In many ways, the competition at the Academy Awards this year was more intense than it has ever been in several years. There was the poignant Boyhood, which captured the very essence of contemporary childhood. There was a powerful film about a poignant occasion in the Civil Rights Movement. There was a beautifully-painted Ruritanian fable which examined the Holocaust with a comedic touch. There were dramas, powered with exceptional performances, about disabilities. There was a biography of a mathematician in the World War helmed by a gifted actor. And there was a war film about America’s most deadly marksman. Yet all these worthies were blown aside by the intense imagination of the Latin American filmmaker Alejandro González Iñárritu. The filmmaker’s Birdman, a seemingly less ambitious story when compared to its contenders, won all the top awards at the function. It won Best Picture, Best Director, Best Original Screenplay and Best Cinematography. It lost out in the acting department, but Emma Stone, Edward Norton, and especially Michael Keaton must have been overlooked by the narrowest of margins.

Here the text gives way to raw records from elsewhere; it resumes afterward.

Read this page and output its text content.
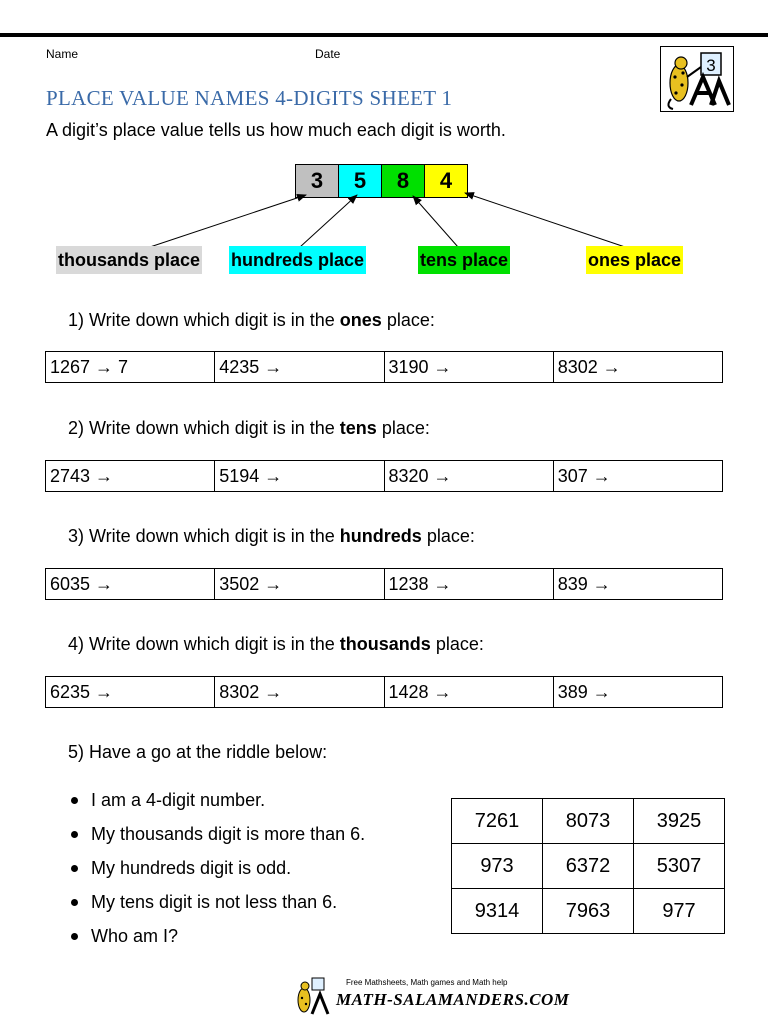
Name	Date
3
PLACE VALUE NAMES 4-DIGITS SHEET 1
A digit’s place value tells us how much each digit is worth.
3	5	8	4
thousands place hundreds place	tens place	ones place
1) Write down which digit is in the ones place:
1267 → 7	4235 →	3190 →	8302 →
2) Write down which digit is in the tens place:
2743 →	5194 →	8320 →	307 →
3) Write down which digit is in the hundreds place:
6035 →	3502 →	1238 →	839 →
4) Write down which digit is in the thousands place:
6235 →	8302 →	1428 →	389 →
5) Have a go at the riddle below:
I am a 4-digit number.
My thousands digit is more than 6.
My hundreds digit is odd.
My tens digit is not less than 6.
Who am I?
7261	8073	3925
973	6372	5307
9314	7963	977
Free Mathsheets, Math games and Math help
MATH-SALAMANDERS.COM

Birdman is Iñárritu’s crowning glory. Shot with sequences spliced together so cunningly that it gives the impression of being shot in a single take, the film— about a washed-up star, once famous for playing a superhero, now wanting to make a comeback in a Broadway play—is such a rich black comedy that you can’t tell what the gag is on. Could it be a satire on showbiz and the blockbuster culture, or could it be a rumination on a larger issue, on ambition, loss, failure, and maybe even suicide? You can’t even tell if the lead is gradually coming apart, or if he is part of a magical fantasy. There is an existential despair that runs through the film. And yet the movie is funny. And like the drumbeats that keep pulsating through the course of the film, the movie has a swagger you don’t otherwise see.

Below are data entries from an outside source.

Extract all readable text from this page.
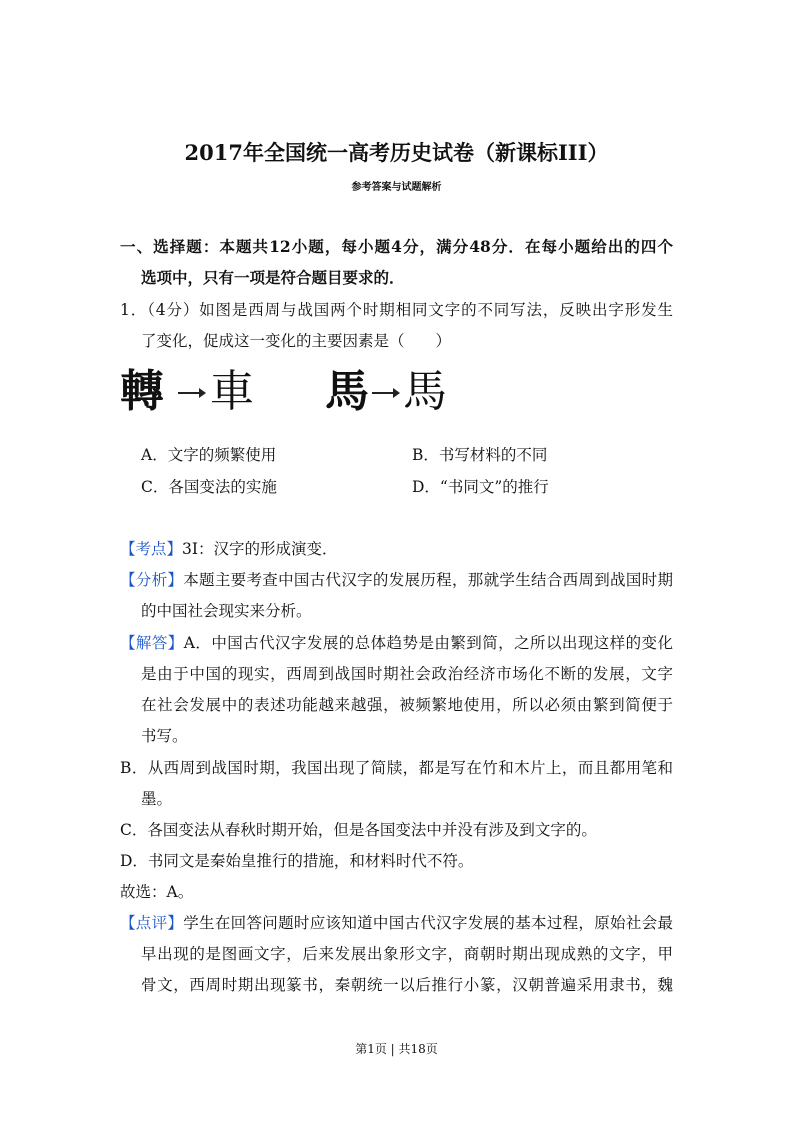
2017年全国统一高考历史试卷（新课标III）
参考答案与试题解析
一、选择题：本题共12小题，每小题4分，满分48分．在每小题给出的四个
选项中，只有一项是符合题目要求的．
1．（4分）如图是西周与战国两个时期相同文字的不同写法，反映出字形发生
了变化，促成这一变化的主要因素是（　　）
轉 車 馬 馬
A．文字的频繁使用	B．书写材料的不同
C．各国变法的实施	D．“书同文”的推行
【考点】3I：汉字的形成演变．
【分析】本题主要考查中国古代汉字的发展历程，那就学生结合西周到战国时期
的中国社会现实来分析。
【解答】A．中国古代汉字发展的总体趋势是由繁到简，之所以出现这样的变化
是由于中国的现实，西周到战国时期社会政治经济市场化不断的发展，文字
在社会发展中的表述功能越来越强，被频繁地使用，所以必须由繁到简便于
书写。
B．从西周到战国时期，我国出现了简牍，都是写在竹和木片上，而且都用笔和
墨。
C．各国变法从春秋时期开始，但是各国变法中并没有涉及到文字的。
D．书同文是秦始皇推行的措施，和材料时代不符。
故选：A。
【点评】学生在回答问题时应该知道中国古代汉字发展的基本过程，原始社会最
早出现的是图画文字，后来发展出象形文字，商朝时期出现成熟的文字，甲
骨文，西周时期出现篆书，秦朝统一以后推行小篆，汉朝普遍采用隶书，魏
第1页 | 共18页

Iñárritu started his career as a radio station host in Mexico, and later started composing music for feature films. He burst on to the scene with Amores Perros, undisputedly one of the best Latin American films to come out in several years. The film had multiple nonlinear stories converging around a tragic accident, a technique many filmmakers around the world later employed. He followed this with two Hollywood films, 21 Grams and Babel, told in a similar manner of multiple narratives, all of which were nominated for Oscars. These films were followed by the Mexican film about human trafficking, Biutiful. When you watch these films, all of them on solemn subjects, you don’t think Iñárritu is capable of delivering a comedy like Birdman. In an interview last year, when speaking about the idea of Birdman, Iñárritu claimed that during the time of Biutiful, he felt he was getting too comfortable and safe in his work. He was losing his sense of humour. He told Variety, “I said to myself, ‘I’m going to let go of the ladder.’”

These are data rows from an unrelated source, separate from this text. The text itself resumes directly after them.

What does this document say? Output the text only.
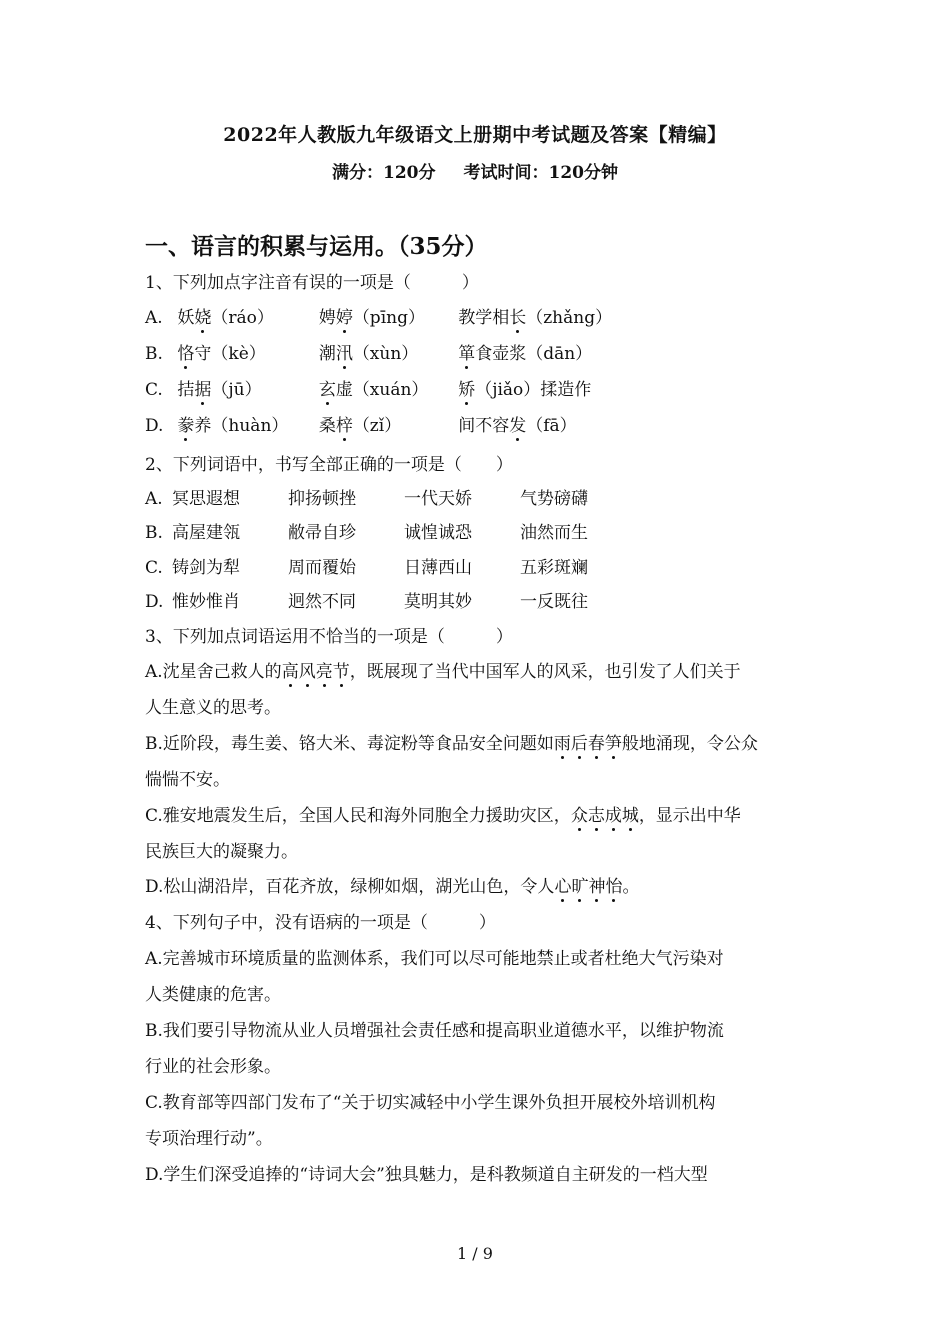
2022年人教版九年级语文上册期中考试题及答案【精编】
满分：120分 考试时间：120分钟
一、语言的积累与运用。（35分）
1、下列加点字注音有误的一项是（　　　）
A. 妖娆（ráo）	娉婷（pīng） 教学相长（zhǎng）
B. 恪守（kè）	潮汛（xùn） 箪食壶浆（dān）
C. 拮据（jū）	玄虚（xuán） 矫（jiǎo）揉造作
D. 豢养（huàn） 桑梓（zǐ）	间不容发（fā）
2、下列词语中，书写全部正确的一项是（　　）
A. 冥思遐想	抑扬顿挫	一代天娇	气势磅礴
B. 高屋建瓴	敝帚自珍	诚惶诚恐	油然而生
C. 铸剑为犁	周而覆始	日薄西山	五彩斑斓
D. 惟妙惟肖	迥然不同	莫明其妙	一反既往
3、下列加点词语运用不恰当的一项是（　　　）
A.沈星舍己救人的高风亮节，既展现了当代中国军人的风采，也引发了人们关于
人生意义的思考。
B.近阶段，毒生姜、铬大米、毒淀粉等食品安全问题如雨后春笋般地涌现，令公众
惴惴不安。
C.雅安地震发生后，全国人民和海外同胞全力援助灾区，众志成城，显示出中华
民族巨大的凝聚力。
D.松山湖沿岸，百花齐放，绿柳如烟，湖光山色，令人心旷神怡。
4、下列句子中，没有语病的一项是（　　　）
A.完善城市环境质量的监测体系，我们可以尽可能地禁止或者杜绝大气污染对
人类健康的危害。
B.我们要引导物流从业人员增强社会责任感和提高职业道德水平，以维护物流
行业的社会形象。
C.教育部等四部门发布了“关于切实减轻中小学生课外负担开展校外培训机构
专项治理行动”。
D.学生们深受追捧的“诗词大会”独具魅力，是科教频道自主研发的一档大型
1 / 9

Iñárritu, along with Alfonso Cuarón and Guillermo del Toro, have been instrumental in bringing about a renaissance of Mexican cinema. Born within three years of each other, they are, unsurprisingly, friends. While Del Toro has his niche in fantasy and horror, and has been able to expand his vision in the genre to Hollywood’s rigid studio set-up, Cuarón has been someone who can bring art house sensibilities to commercial blockbusters. After making his name with the popular Mexican indie Y Tu Mamá También , he has helmed projects as varied as the fantastical Harry Potter and the Prisoner of Azkaban and the dystopian Children of Men to the box-office blockbuster Gravity. Now Iñárritu has announced his arrival with a hilarious satire. Could the three, like they did with Mexican cinema, change the very way American studios make films?